Sun got another break later in the set, then held to love in the final game.
Meanwhile, American Naomi Osaka's goal to improve her grasscourt game will have to wait for at least another 12 months after her Wimbledon comeback stalled in the second round in a 6-4 6-1 walloping by American Emma Navarro that mercifully lasted only 58 minutes.
When the four-times Grand Slam champion returned to the tour in January following a 15-month maternity break, top of her wish list was to "do much better on clay and grass".
Unfortunately for the Japanese superstar, she failed to match even her career-best third-round showings at the French Open and now at Wimbledon.
She put in a rousing performance at Roland Garros as she almost pushed world number one and eventual champion Iga Swiatek over the edge, squandering a match point before perishing in the second round.
A month later, however, her second-round performance under a closed Centre Court roof was as lousy as the British weather as her game fell apart against the American 19th seed after she produced four erratic errors to get broken in the seventh game of the first set.
Navarro did not let her opponent's status distract her from the job at hand and she kept up the relentless pressure in the second set as she raced into a 3-0 lead.
The popular Japanese player, competing at Wimbledon this week for the first time since 2019, was given a roaring ovation from the crowd when she finally registered a game to avoid a second-set whitewash but that was only a brief reprieve and she bowed out by slapping a forehand long.
In the men's draw, defending Wimbledon champion Carlos Alcaraz made a shaky start against unseeded Australian Aleksandar Vukic but moved through the gears to seal a 7-6(5) 6-2 6-2 win and reach the third round.

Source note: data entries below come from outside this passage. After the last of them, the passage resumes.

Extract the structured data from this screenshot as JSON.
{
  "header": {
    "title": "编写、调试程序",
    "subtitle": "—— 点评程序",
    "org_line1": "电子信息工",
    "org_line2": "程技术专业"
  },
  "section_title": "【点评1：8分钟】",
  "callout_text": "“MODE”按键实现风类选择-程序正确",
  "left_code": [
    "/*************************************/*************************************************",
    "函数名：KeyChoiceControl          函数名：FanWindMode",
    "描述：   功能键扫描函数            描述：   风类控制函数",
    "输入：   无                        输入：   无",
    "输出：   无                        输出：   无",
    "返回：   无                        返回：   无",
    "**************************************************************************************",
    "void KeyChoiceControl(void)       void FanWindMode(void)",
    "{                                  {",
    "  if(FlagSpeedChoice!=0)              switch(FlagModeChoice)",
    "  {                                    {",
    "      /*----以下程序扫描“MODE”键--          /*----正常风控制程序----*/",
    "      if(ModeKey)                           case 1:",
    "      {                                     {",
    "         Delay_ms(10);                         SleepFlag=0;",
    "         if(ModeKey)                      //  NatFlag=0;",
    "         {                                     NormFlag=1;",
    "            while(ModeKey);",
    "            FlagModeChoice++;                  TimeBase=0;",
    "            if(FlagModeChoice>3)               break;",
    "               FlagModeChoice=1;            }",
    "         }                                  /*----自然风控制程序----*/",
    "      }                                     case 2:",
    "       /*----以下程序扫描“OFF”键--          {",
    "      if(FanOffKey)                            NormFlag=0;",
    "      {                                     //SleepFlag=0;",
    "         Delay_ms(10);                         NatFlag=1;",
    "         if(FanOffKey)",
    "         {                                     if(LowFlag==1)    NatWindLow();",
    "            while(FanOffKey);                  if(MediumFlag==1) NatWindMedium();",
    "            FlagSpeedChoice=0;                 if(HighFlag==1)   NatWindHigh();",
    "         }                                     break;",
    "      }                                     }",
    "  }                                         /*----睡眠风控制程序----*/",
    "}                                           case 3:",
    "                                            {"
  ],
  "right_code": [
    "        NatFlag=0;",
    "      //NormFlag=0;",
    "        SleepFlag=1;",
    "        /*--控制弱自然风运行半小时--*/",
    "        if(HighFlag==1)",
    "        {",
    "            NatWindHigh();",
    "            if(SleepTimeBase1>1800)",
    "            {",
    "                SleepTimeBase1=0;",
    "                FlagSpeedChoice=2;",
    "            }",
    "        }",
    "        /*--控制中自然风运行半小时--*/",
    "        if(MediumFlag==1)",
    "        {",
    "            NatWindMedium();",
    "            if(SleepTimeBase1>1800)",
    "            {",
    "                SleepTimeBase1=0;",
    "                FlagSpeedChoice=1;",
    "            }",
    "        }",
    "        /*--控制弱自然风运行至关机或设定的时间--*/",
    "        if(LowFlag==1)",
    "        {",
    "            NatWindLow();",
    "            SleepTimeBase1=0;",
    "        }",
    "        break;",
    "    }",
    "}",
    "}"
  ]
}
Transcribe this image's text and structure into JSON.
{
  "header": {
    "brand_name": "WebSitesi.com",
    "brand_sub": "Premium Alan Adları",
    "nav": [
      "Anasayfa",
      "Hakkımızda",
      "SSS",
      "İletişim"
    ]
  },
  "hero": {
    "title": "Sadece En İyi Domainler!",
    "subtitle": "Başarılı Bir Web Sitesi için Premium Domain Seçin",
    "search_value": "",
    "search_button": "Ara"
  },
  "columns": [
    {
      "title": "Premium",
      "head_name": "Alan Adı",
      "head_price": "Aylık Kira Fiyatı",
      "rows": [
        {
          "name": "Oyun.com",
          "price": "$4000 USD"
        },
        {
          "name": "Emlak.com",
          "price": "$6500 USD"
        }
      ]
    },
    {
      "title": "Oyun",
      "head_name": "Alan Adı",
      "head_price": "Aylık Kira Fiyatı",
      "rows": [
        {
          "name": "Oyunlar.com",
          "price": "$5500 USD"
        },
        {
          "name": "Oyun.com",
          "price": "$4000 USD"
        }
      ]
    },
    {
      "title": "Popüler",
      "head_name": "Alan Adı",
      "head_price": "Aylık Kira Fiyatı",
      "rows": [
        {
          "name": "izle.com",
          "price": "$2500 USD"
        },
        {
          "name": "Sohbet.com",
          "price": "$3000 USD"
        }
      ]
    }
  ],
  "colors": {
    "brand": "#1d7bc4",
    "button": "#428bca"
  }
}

Alcaraz broke for a 4-2 lead as Vukic miscued an overhead smash at the net but the Spaniard handed the advantage back to his 69th-ranked opponent three games later and was broken again in the opening set.
He recovered to force a tiebreak, where he took a healthy 5-1 lead, but allowed Vukic to win three straight points only to raise his level again and take the set as Spanish fans breathed a sigh of relief on Court One.
The French Open champion, who is bidding for a fourth Grand Slam title, did not give Vukic any more opportunities and closed out the second set quickly before easing through the third.